Linnie - I remember seeing some fine examples of coppicing in your blog. Graves are rented for 75years in the UK. This was a private cemetery from Victorian times which was sold to the local council and is now a public park/nature reserve. I wrote about it here:
http://experiments-with-plants.blogspot.co.uk/2012/03/is-there-life-after-death-21-mar-2012.html

Donna@Gardens Eye View said...

I love, 'In that moment, it occurred to me that woodland is created when man meets forest and treats it with respect.' as a perfect definition...your woodland is lovely and it has a few bluebells...I have never been successful growing them here.

Alistair said...

Love your wee woodland and enjoyed all the great stuff about coppicing.

flowerlady said...

I don't have a woodland, but do have a shady area underneath a Hydrangea and rose where some bluebells have started to grow. I haven't planted them, the first year there was just one and now there are about half a dozen.Whether there was a bulb in something I planted I don't know, but I do love them.Thanks for taking us on a lovely ramble, I also do love walking in woods/forests

KL said...

your woodland is so beautiful.

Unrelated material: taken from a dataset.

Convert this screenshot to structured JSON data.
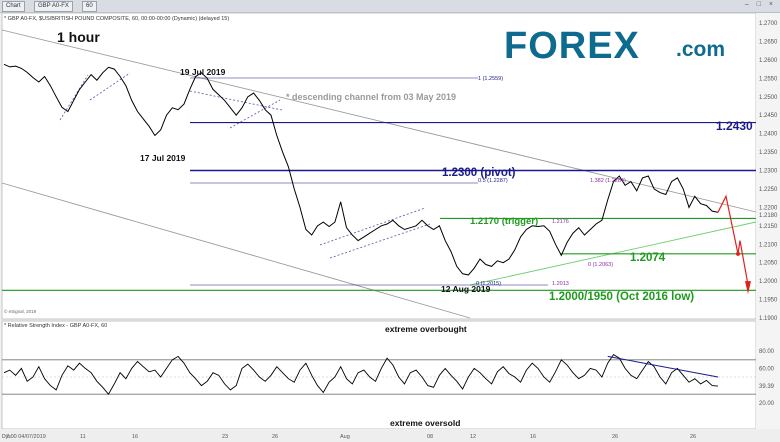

The bluebells are stunning. To my mind, forest means something is really deep and dark and overgrown with trees and danger. So, I always use forest to refer to such growth in the tropic. For some reason, the forest seems like woodlands to me here in temperate climate as it has much more clearing and sunlight can filter in. Aw! that protected cemetary come forest in Central London would be such an awesome place, a perfect place to brew lots of haunting stories.

The Gardening Shoe said...

I like your final description about the creation of a woodland. Are you too late to order English bluebells in the green from a reputable supplier?

The Sage Butterfly said...

A wonderful post that teaches us so much. Bluebells are lovely.

b-a-g said...

Gardening shoe, I think I might have missed that opportunity now, but there's always next year.